The scriptures below outline how we are to address others. They set a high expectation for gentleness and responsibility and warn against quarreling and anger. We cant always live to these standards but we can point others to the one who did, Jesus. We must know His story and create interactions marked by gentleness if we want a chance to open ears, minds, and hearts.

Galatians 6:1 (ESV): “Brothers, if anyone is caught in any transgression, you who are spiritual should restore him in a spirit of gentleness. Keep watch on yourself, lest you too be tempted.”

Titus 3:2 (ESV): “To speak evil of no one, to avoid quarreling, to be gentle, and to show perfect courtesy toward all people.”

2 Timothy 2:24–25 (ESV): “And the Lord’s servant must not be quarrelsome but kind to everyone… correcting his opponents with gentleness.”

Proverbs 15:1 (NIV): “A gentle answer turns away wrath, but a harsh word stirs up anger.”

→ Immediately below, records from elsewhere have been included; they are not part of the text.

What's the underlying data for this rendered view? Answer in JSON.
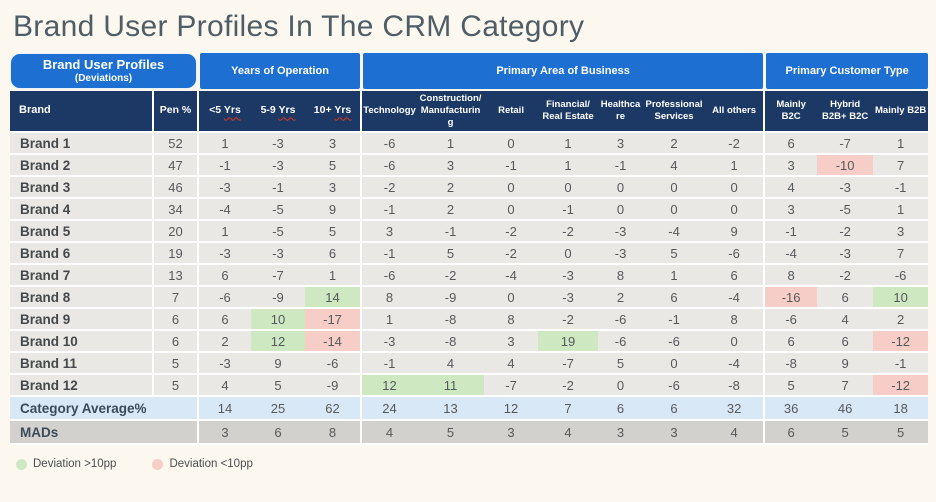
{
  "title": "Brand User Profiles In The CRM Category",
  "corner": {
    "title": "Brand User Profiles",
    "subtitle": "(Deviations)"
  },
  "chart_data": {
    "type": "table",
    "title": "Brand User Profiles In The CRM Category",
    "column_groups": [
      {
        "label": "Years of Operation",
        "span": 3
      },
      {
        "label": "Primary Area of Business",
        "span": 7
      },
      {
        "label": "Primary Customer Type",
        "span": 3
      }
    ],
    "columns": [
      "Brand",
      "Pen %",
      "<5 Yrs",
      "5-9 Yrs",
      "10+ Yrs",
      "Technology",
      "Construction/\nManufacturing",
      "Retail",
      "Financial/\nReal Estate",
      "Healthcare",
      "Professional\nServices",
      "All others",
      "Mainly B2C",
      "Hybrid\nB2B+ B2C",
      "Mainly B2B"
    ],
    "rows": [
      {
        "brand": "Brand 1",
        "values": [
          52,
          1,
          -3,
          3,
          -6,
          1,
          0,
          1,
          3,
          2,
          -2,
          6,
          -7,
          1
        ],
        "hl": {}
      },
      {
        "brand": "Brand 2",
        "values": [
          47,
          -1,
          -3,
          5,
          -6,
          3,
          -1,
          1,
          -1,
          4,
          1,
          3,
          -10,
          7
        ],
        "hl": {
          "12": "r"
        }
      },
      {
        "brand": "Brand 3",
        "values": [
          46,
          -3,
          -1,
          3,
          -2,
          2,
          0,
          0,
          0,
          0,
          0,
          4,
          -3,
          -1
        ],
        "hl": {}
      },
      {
        "brand": "Brand 4",
        "values": [
          34,
          -4,
          -5,
          9,
          -1,
          2,
          0,
          -1,
          0,
          0,
          0,
          3,
          -5,
          1
        ],
        "hl": {}
      },
      {
        "brand": "Brand 5",
        "values": [
          20,
          1,
          -5,
          5,
          3,
          -1,
          -2,
          -2,
          -3,
          -4,
          9,
          -1,
          -2,
          3
        ],
        "hl": {}
      },
      {
        "brand": "Brand 6",
        "values": [
          19,
          -3,
          -3,
          6,
          -1,
          5,
          -2,
          0,
          -3,
          5,
          -6,
          -4,
          -3,
          7
        ],
        "hl": {}
      },
      {
        "brand": "Brand 7",
        "values": [
          13,
          6,
          -7,
          1,
          -6,
          -2,
          -4,
          -3,
          8,
          1,
          6,
          8,
          -2,
          -6
        ],
        "hl": {}
      },
      {
        "brand": "Brand 8",
        "values": [
          7,
          -6,
          -9,
          14,
          8,
          -9,
          0,
          -3,
          2,
          6,
          -4,
          -16,
          6,
          10
        ],
        "hl": {
          "3": "g",
          "11": "r",
          "13": "g"
        }
      },
      {
        "brand": "Brand 9",
        "values": [
          6,
          6,
          10,
          -17,
          1,
          -8,
          8,
          -2,
          -6,
          -1,
          8,
          -6,
          4,
          2
        ],
        "hl": {
          "2": "g",
          "3": "r"
        }
      },
      {
        "brand": "Brand 10",
        "values": [
          6,
          2,
          12,
          -14,
          -3,
          -8,
          3,
          19,
          -6,
          -6,
          0,
          6,
          6,
          -12
        ],
        "hl": {
          "2": "g",
          "3": "r",
          "7": "g",
          "13": "r"
        }
      },
      {
        "brand": "Brand 11",
        "values": [
          5,
          -3,
          9,
          -6,
          -1,
          4,
          4,
          -7,
          5,
          0,
          -4,
          -8,
          9,
          -1
        ],
        "hl": {}
      },
      {
        "brand": "Brand 12",
        "values": [
          5,
          4,
          5,
          -9,
          12,
          11,
          -7,
          -2,
          0,
          -6,
          -8,
          5,
          7,
          -12
        ],
        "hl": {
          "4": "g",
          "5": "g",
          "13": "r"
        }
      }
    ],
    "footer_rows": [
      {
        "label": "Category Average%",
        "values": [
          14,
          25,
          62,
          24,
          13,
          12,
          7,
          6,
          6,
          32,
          36,
          46,
          18
        ]
      },
      {
        "label": "MADs",
        "values": [
          3,
          6,
          8,
          4,
          5,
          3,
          4,
          3,
          3,
          4,
          6,
          5,
          5
        ]
      }
    ]
  },
  "legend": [
    {
      "label": "Deviation >10pp",
      "color_key": "hl_green"
    },
    {
      "label": "Deviation <10pp",
      "color_key": "hl_red"
    }
  ],
  "colors": {
    "bg": "#FCF8F0",
    "blue": "#1D6FD2",
    "navy": "#1C3966",
    "row_gray": "#E9E8E4",
    "avg_blue": "#D9E8F7",
    "mads_gray": "#D2D1CD",
    "hl_green": "#CEE9C2",
    "hl_red": "#F7CEC7",
    "sep": "#FFFFFF",
    "text": "#56595B",
    "title": "#4E5D66"
  }
}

Ephesians 4:29 (ESV): “Let no corrupting talk come out of your mouths, but only such as is good for building up, as fits the occasion, that it may give grace to those who hear.”

Reflective Questions 

  1. How well do you take criticism? What growth are you missing due tot he criticism you are taking? 

  2. What confirmation have you avoided that still causes emotional turmoil?

  3. When have you had disagreements or confrontations that ended well versus the ties that ended badly, what were the differences?

  4. Would you or others describe you as gentle when handling confrontations or interactions with others?

  5. Who can you seek guidance and criticism from right now to star improving your life?